Given an array nums containing n + 1 integers where each integer is between 1 and n (inclusive), prove that at least one duplicate number must exist. Assume that there is only one duplicate number, find the duplicate one.
Example 1:
Input: [1,3,4,2,2]
Output: 2
Example 2:
Input: [3,1,3,4,2] Output: 3
Note:
- You must not modify the array (assume the array is read only).
- You must use only constant, O(1) extra space.

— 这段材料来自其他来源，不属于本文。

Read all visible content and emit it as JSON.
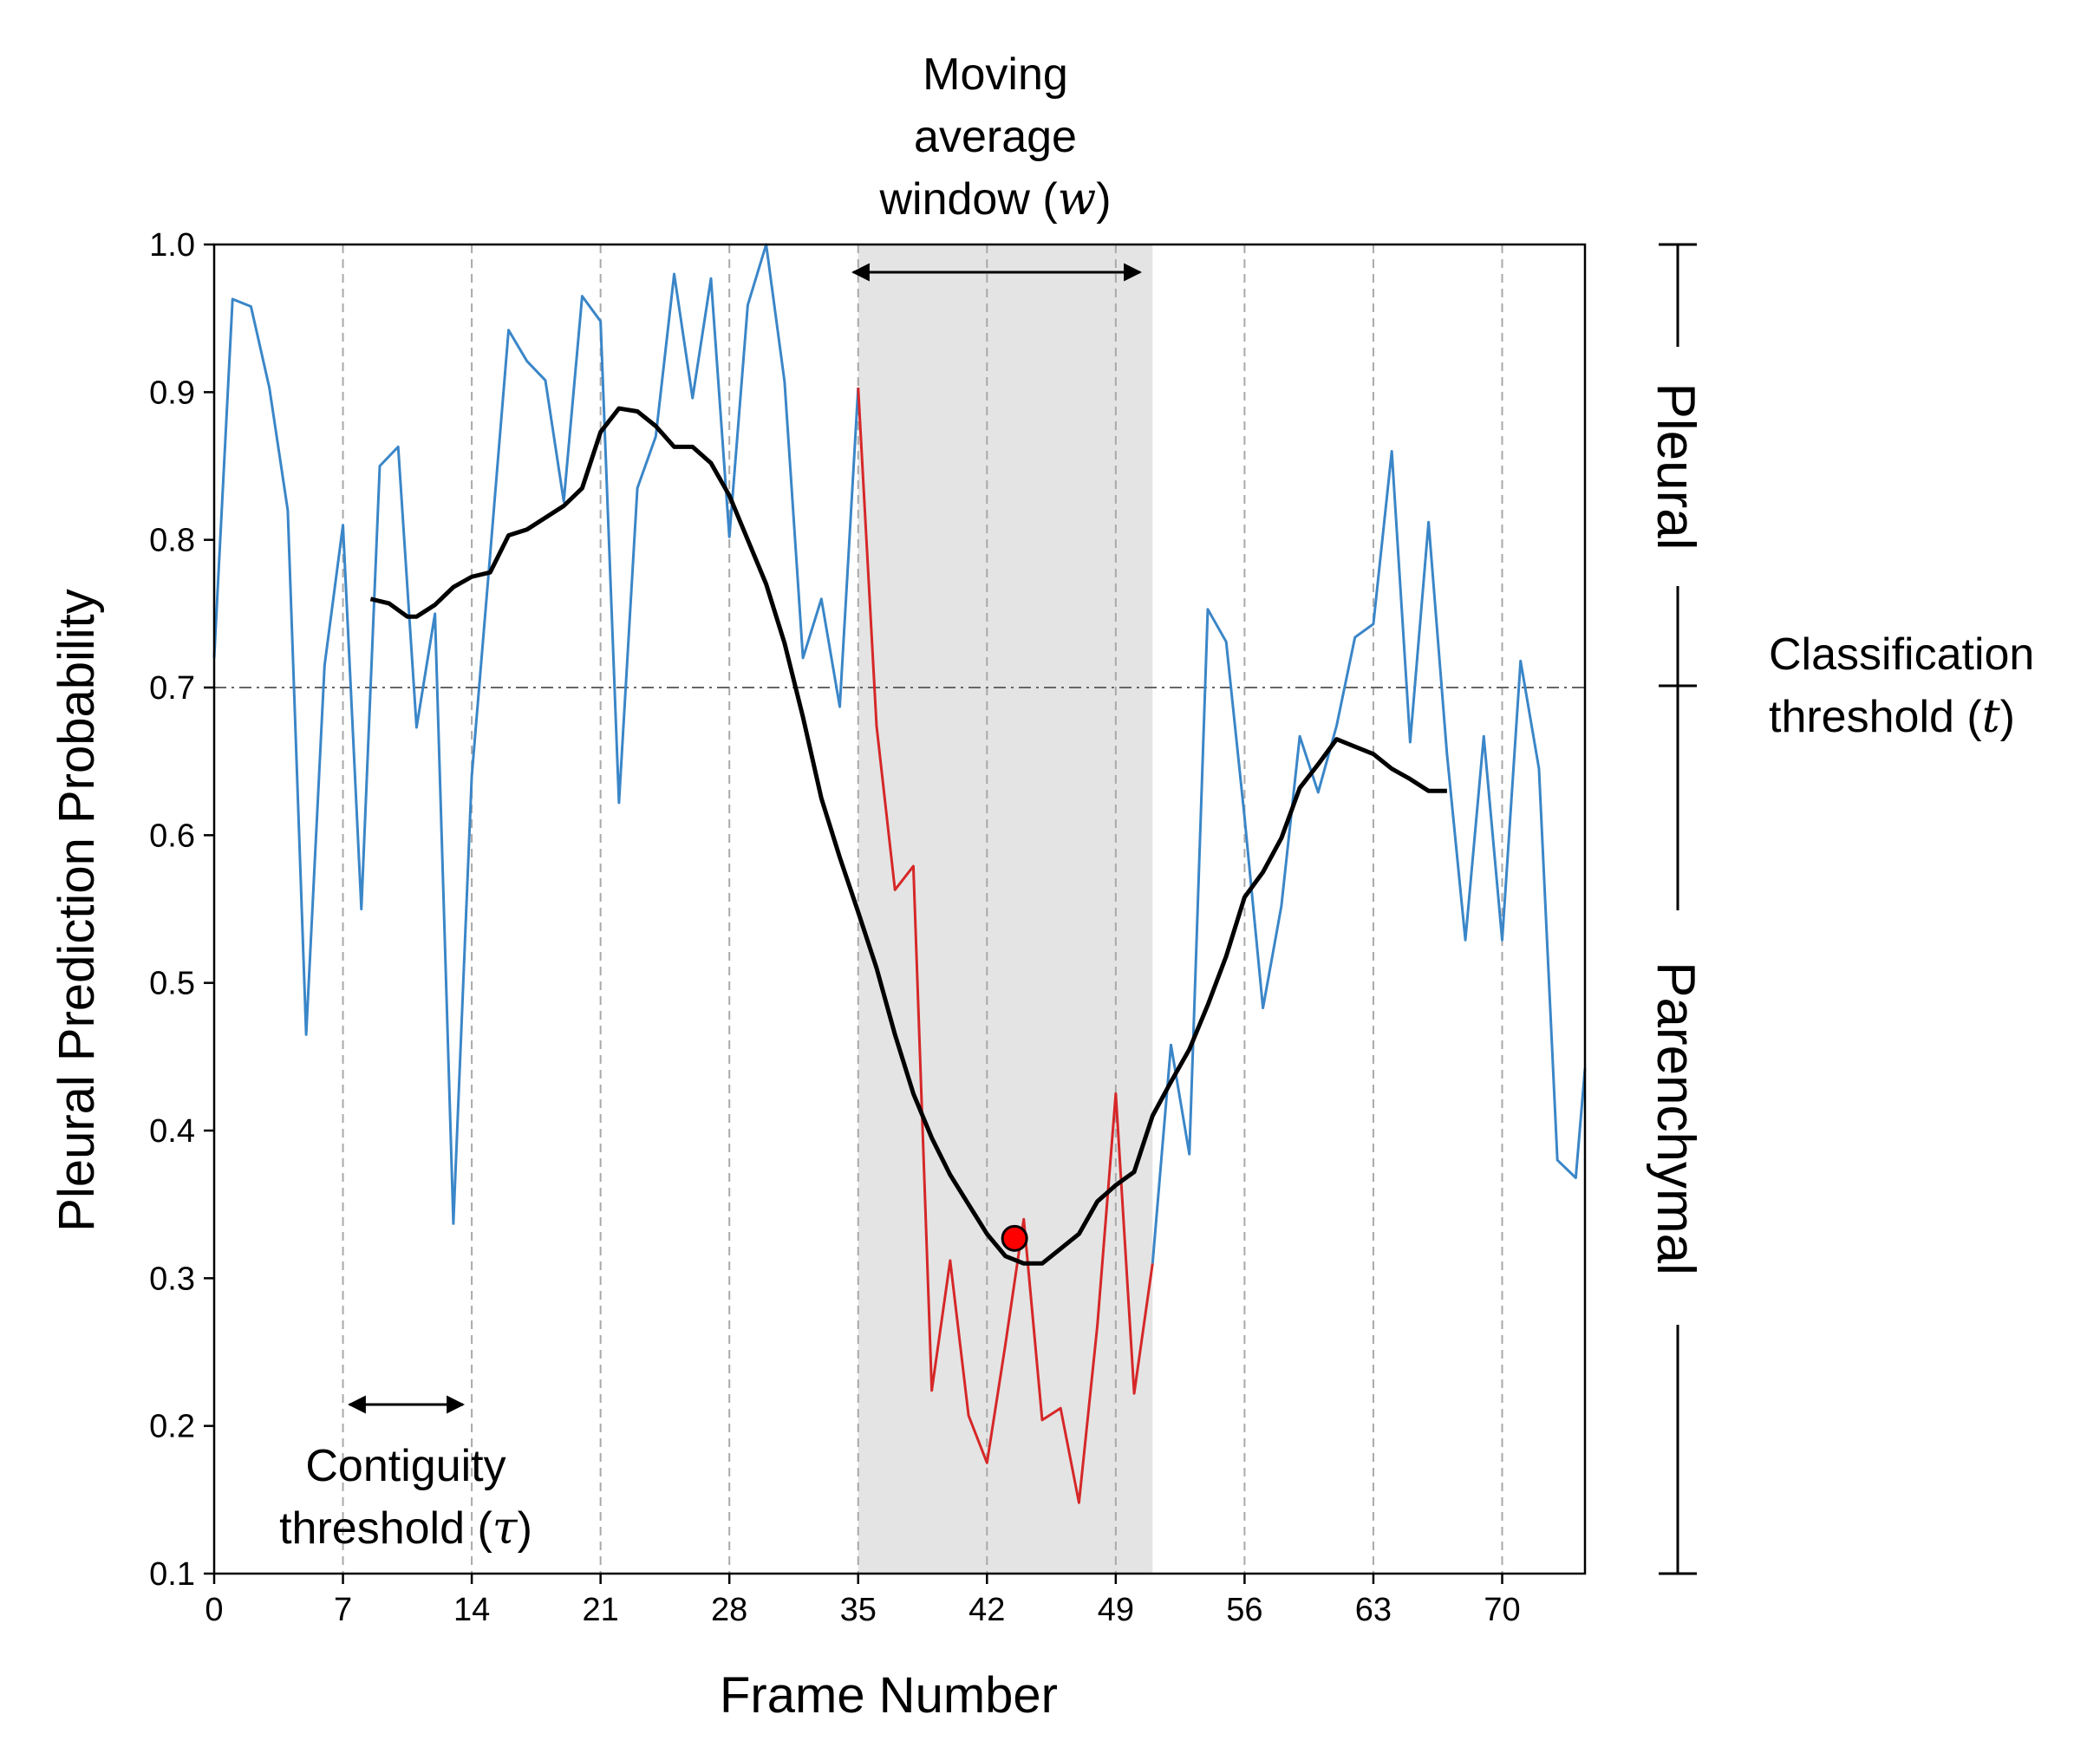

- Your runtime complexity should be less than O(n2).
- There is only one duplicate number in the array, but it could be repeated more than once.
M1: 在0~n-1范围内,遍历数组。如果nums[abs(nums[i])] >= 0,把它变成小于0;如果< 0,则该数为重复数
时间O(N),空间O(1)
class Solution { public int findDuplicate(int[] nums) { int i; for(i = 0; i < nums.length; i++) { if(nums[Math.abs(nums[i])] >= 0) nums[Math.abs(nums[i])] = - nums[Math.abs(nums[i])]; else break; } return Math.abs(nums[i]); } }
M2: 用binary search,对于由1~n构成的数组,数组长度(nums.length = n + 1)总大于数组里的任意数字,mid = length/2。如果每个数只出现一次,那么必然在mid两边有相同数量的数。如果某一边多了,说明重复的数在这边,可以缩小范围。

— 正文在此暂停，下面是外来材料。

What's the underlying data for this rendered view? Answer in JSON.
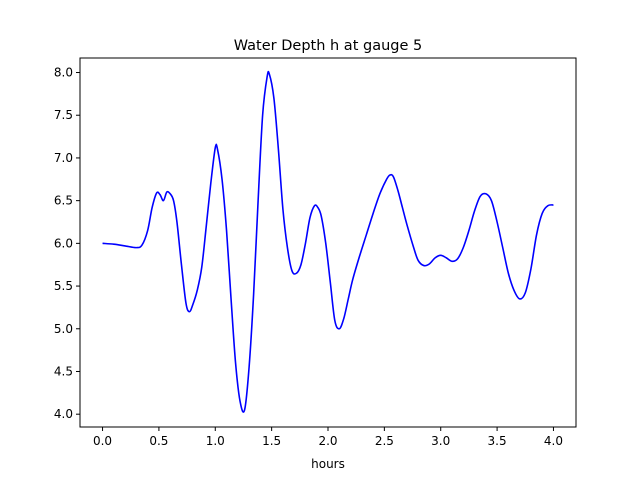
{
  "chart_data": {
    "type": "line",
    "title": "Water Depth h at gauge 5",
    "xlabel": "hours",
    "ylabel": "",
    "xlim": [
      -0.2,
      4.2
    ],
    "ylim": [
      3.85,
      8.17
    ],
    "xticks": [
      0.0,
      0.5,
      1.0,
      1.5,
      2.0,
      2.5,
      3.0,
      3.5,
      4.0
    ],
    "xtick_labels": [
      "0.0",
      "0.5",
      "1.0",
      "1.5",
      "2.0",
      "2.5",
      "3.0",
      "3.5",
      "4.0"
    ],
    "yticks": [
      4.0,
      4.5,
      5.0,
      5.5,
      6.0,
      6.5,
      7.0,
      7.5,
      8.0
    ],
    "ytick_labels": [
      "4.0",
      "4.5",
      "5.0",
      "5.5",
      "6.0",
      "6.5",
      "7.0",
      "7.5",
      "8.0"
    ],
    "grid": false,
    "legend": "none",
    "series": [
      {
        "color": "#0000ff",
        "x": [
          0.0,
          0.1,
          0.2,
          0.3,
          0.35,
          0.4,
          0.44,
          0.48,
          0.51,
          0.54,
          0.57,
          0.6,
          0.63,
          0.66,
          0.7,
          0.74,
          0.77,
          0.8,
          0.84,
          0.88,
          0.92,
          0.96,
          1.0,
          1.02,
          1.06,
          1.1,
          1.14,
          1.18,
          1.22,
          1.26,
          1.3,
          1.34,
          1.38,
          1.42,
          1.46,
          1.48,
          1.52,
          1.56,
          1.6,
          1.64,
          1.68,
          1.72,
          1.76,
          1.8,
          1.84,
          1.88,
          1.91,
          1.94,
          1.98,
          2.02,
          2.06,
          2.1,
          2.14,
          2.18,
          2.22,
          2.28,
          2.34,
          2.4,
          2.46,
          2.52,
          2.55,
          2.58,
          2.62,
          2.66,
          2.7,
          2.76,
          2.8,
          2.85,
          2.9,
          2.95,
          3.0,
          3.05,
          3.1,
          3.15,
          3.2,
          3.25,
          3.3,
          3.35,
          3.4,
          3.45,
          3.5,
          3.55,
          3.6,
          3.65,
          3.7,
          3.75,
          3.8,
          3.85,
          3.9,
          3.95,
          4.0
        ],
        "y": [
          6.0,
          5.99,
          5.97,
          5.95,
          5.98,
          6.15,
          6.42,
          6.59,
          6.57,
          6.5,
          6.6,
          6.58,
          6.5,
          6.25,
          5.75,
          5.3,
          5.2,
          5.28,
          5.45,
          5.72,
          6.2,
          6.7,
          7.12,
          7.1,
          6.75,
          6.15,
          5.35,
          4.6,
          4.15,
          4.05,
          4.55,
          5.4,
          6.5,
          7.5,
          7.95,
          7.98,
          7.7,
          7.1,
          6.4,
          5.95,
          5.68,
          5.65,
          5.75,
          6.0,
          6.3,
          6.44,
          6.42,
          6.32,
          6.0,
          5.55,
          5.1,
          5.0,
          5.12,
          5.35,
          5.58,
          5.85,
          6.1,
          6.35,
          6.58,
          6.75,
          6.8,
          6.78,
          6.62,
          6.42,
          6.22,
          5.95,
          5.8,
          5.74,
          5.76,
          5.83,
          5.86,
          5.83,
          5.79,
          5.82,
          5.95,
          6.15,
          6.38,
          6.55,
          6.58,
          6.5,
          6.25,
          5.95,
          5.65,
          5.45,
          5.35,
          5.42,
          5.7,
          6.1,
          6.35,
          6.44,
          6.45
        ]
      }
    ]
  }
}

从index为1的元素开始统计比较方便。从1~lengh-1,mid是中位数,遍历数组统计<= mid的元素个数cnt,如果没有重复数,<= mid的个数应该大于mid(=mid+1)。在已知存在重复数的情况下,如果<= mid的元素个数<= mid,说明重复数在右侧,l = mid+1;如果>mid,说明在左侧,r = mid。不断重复直到 l >= r,最后的 l 就是答案。
时间O(NlogN),空间O(1)
class Solution { public int findDuplicate(int[] nums) { int l = 1, r = nums.length - 1; while(l < r) { int mid = l + (r - l) / 2, cnt = 0; for(int i : nums) { if(i <= mid) cnt++; } if(cnt <= mid) l = mid + 1; else r = mid; } return l; } }